Two critical issues restricting the applications of NiAl precipitate-strengthened ferritic steels are their poor room temperature ductility and insufficient creep resistance at temperatures higher than 600 °C. In this study, a thermodynamic modeling approach is integrated with experiments focused on investigating the ductility and creep resistance of steel alloys based on the Fe–Ni–Al–Cr–Mo multi-component system. The mechanical property studies showed that the creep resistance increases with increasing the volume fraction of B2-ordered precipitates, while the opposite trend was observed for the ductility. Low solubility of Al in the α-Fe matrix was found to favor a ductility increase. Thermodynamic calculations were used to predict the volume fraction of B2-ordered precipitate and the elemental partitioning to guide the selection of alloy compositions that might exhibit the balanced creep resistance and ductility. Key experiments were then conducted to validate the prediction.
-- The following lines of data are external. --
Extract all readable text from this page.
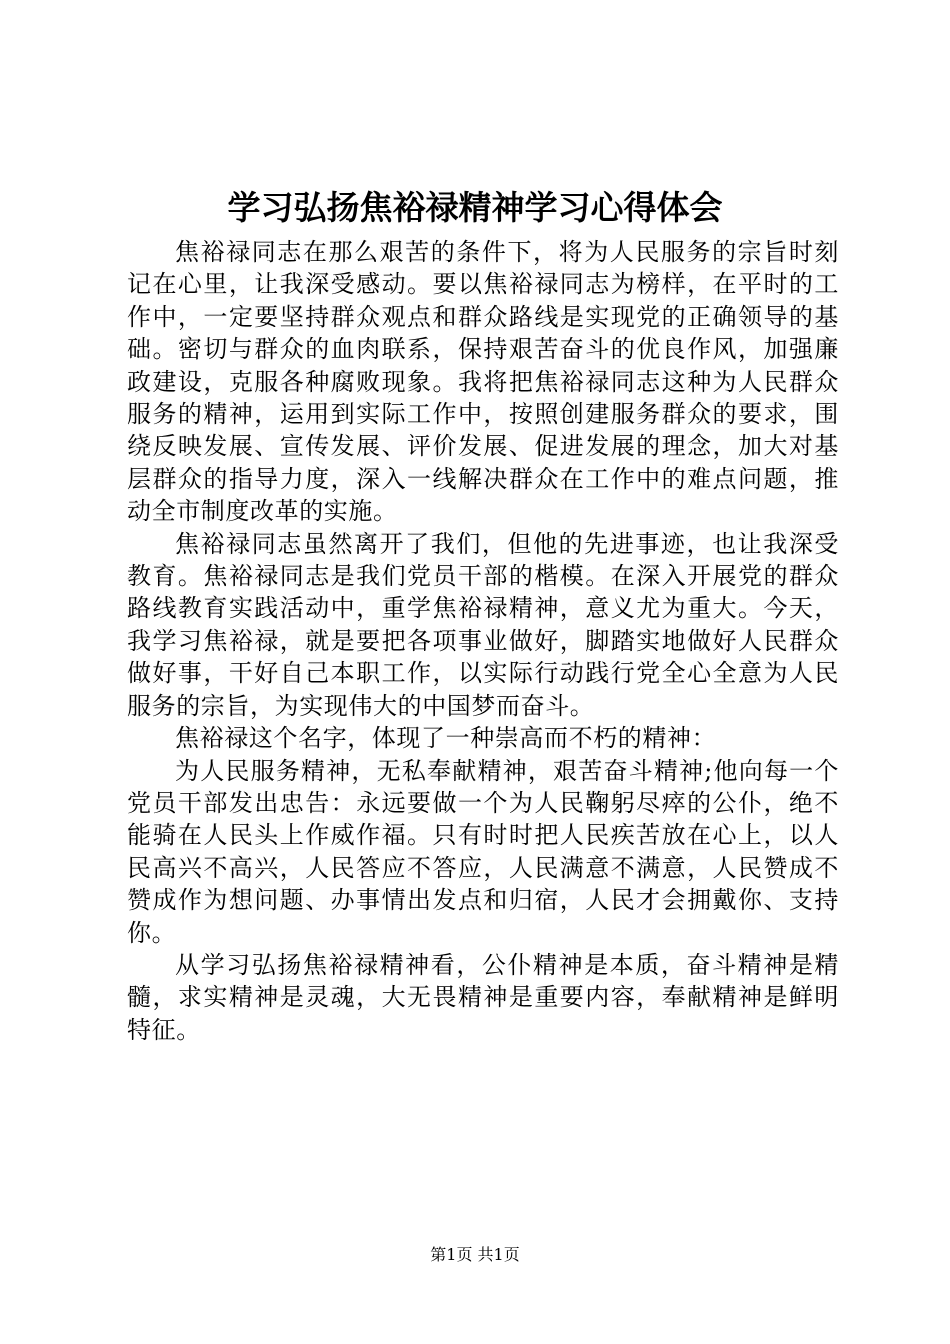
学习弘扬焦裕禄精神学习心得体会

焦裕禄同志在那么艰苦的条件下，将为人民服务的宗旨时刻记在心里，让我深受感动。要以焦裕禄同志为榜样，在平时的工作中，一定要坚持群众观点和群众路线是实现党的正确领导的基础。密切与群众的血肉联系，保持艰苦奋斗的优良作风，加强廉政建设，克服各种腐败现象。我将把焦裕禄同志这种为人民群众服务的精神，运用到实际工作中，按照创建服务群众的要求，围绕反映发展、宣传发展、评价发展、促进发展的理念，加大对基层群众的指导力度，深入一线解决群众在工作中的难点问题，推动全市制度改革的实施。

焦裕禄同志虽然离开了我们，但他的先进事迹，也让我深受教育。焦裕禄同志是我们党员干部的楷模。在深入开展党的群众路线教育实践活动中，重学焦裕禄精神，意义尤为重大。今天，我学习焦裕禄，就是要把各项事业做好，脚踏实地做好人民群众做好事，干好自己本职工作，以实际行动践行党全心全意为人民服务的宗旨，为实现伟大的中国梦而奋斗。

焦裕禄这个名字，体现了一种崇高而不朽的精神：

为人民服务精神，无私奉献精神，艰苦奋斗精神;他向每一个党员干部发出忠告：永远要做一个为人民鞠躬尽瘁的公仆，绝不能骑在人民头上作威作福。只有时时把人民疾苦放在心上，以人民高兴不高兴，人民答应不答应，人民满意不满意，人民赞成不赞成作为想问题、办事情出发点和归宿，人民才会拥戴你、支持你。

从学习弘扬焦裕禄精神看，公仆精神是本质，奋斗精神是精髓，求实精神是灵魂，大无畏精神是重要内容，奉献精神是鲜明特征。

第1页 共1页
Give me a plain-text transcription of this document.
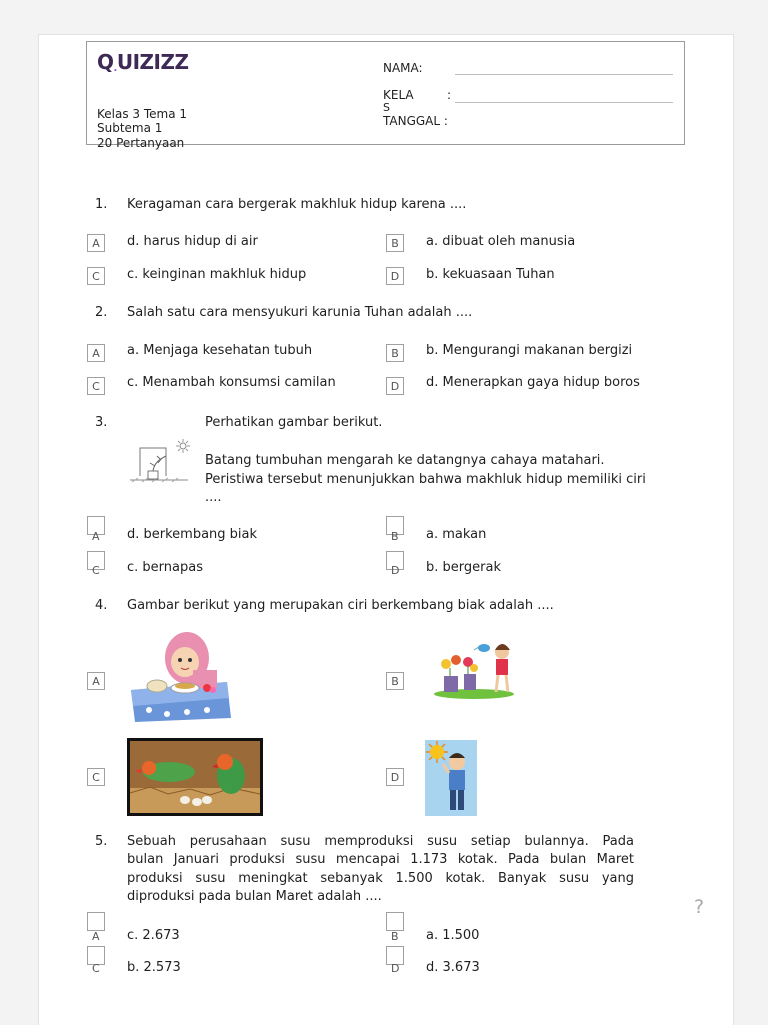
Q.UIZIZZ
Kelas 3 Tema 1
Subtema 1
20 Pertanyaan
NAMA:
KELA
S
:
TANGGAL :
1. Keragaman cara bergerak makhluk hidup karena ....
A	d. harus hidup di air	B	a. dibuat oleh manusia
C	c. keinginan makhluk hidup	D	b. kekuasaan Tuhan
2. Salah satu cara mensyukuri karunia Tuhan adalah ....
A	a. Menjaga kesehatan tubuh	B	b. Mengurangi makanan bergizi
C	c. Menambah konsumsi camilan	D	d. Menerapkan gaya hidup boros
3.	Perhatikan gambar berikut.
Batang tumbuhan mengarah ke datangnya cahaya matahari.
Peristiwa tersebut menunjukkan bahwa makhluk hidup memiliki ciri
....
A d. berkembang biak	B a. makan
C c. bernapas	D b. bergerak
4. Gambar berikut yang merupakan ciri berkembang biak adalah ....
A	B
C	D
5. Sebuah perusahaan susu memproduksi susu setiap bulannya. Pada
bulan Januari produksi susu mencapai 1.173 kotak. Pada bulan Maret
produksi susu meningkat sebanyak 1.500 kotak. Banyak susu yang
diproduksi pada bulan Maret adalah ....
A c. 2.673	B a. 1.500
C b. 2.573	D d. 3.673
?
This integrated approach was found to be very effective in the alloy development.

► An approach integrating thermodynamic calculations with focused experiments was developed.
► The creep resistance increases with increasing the precipitate volume fraction.
► Low solubility of Al and precipitate volume fraction favor a ductility increase.
► An alloy with balanced creep resistance and ductility was predicted by thermodynamic calculations.
► The mechanical properties of the predicted alloy were verified by experiments.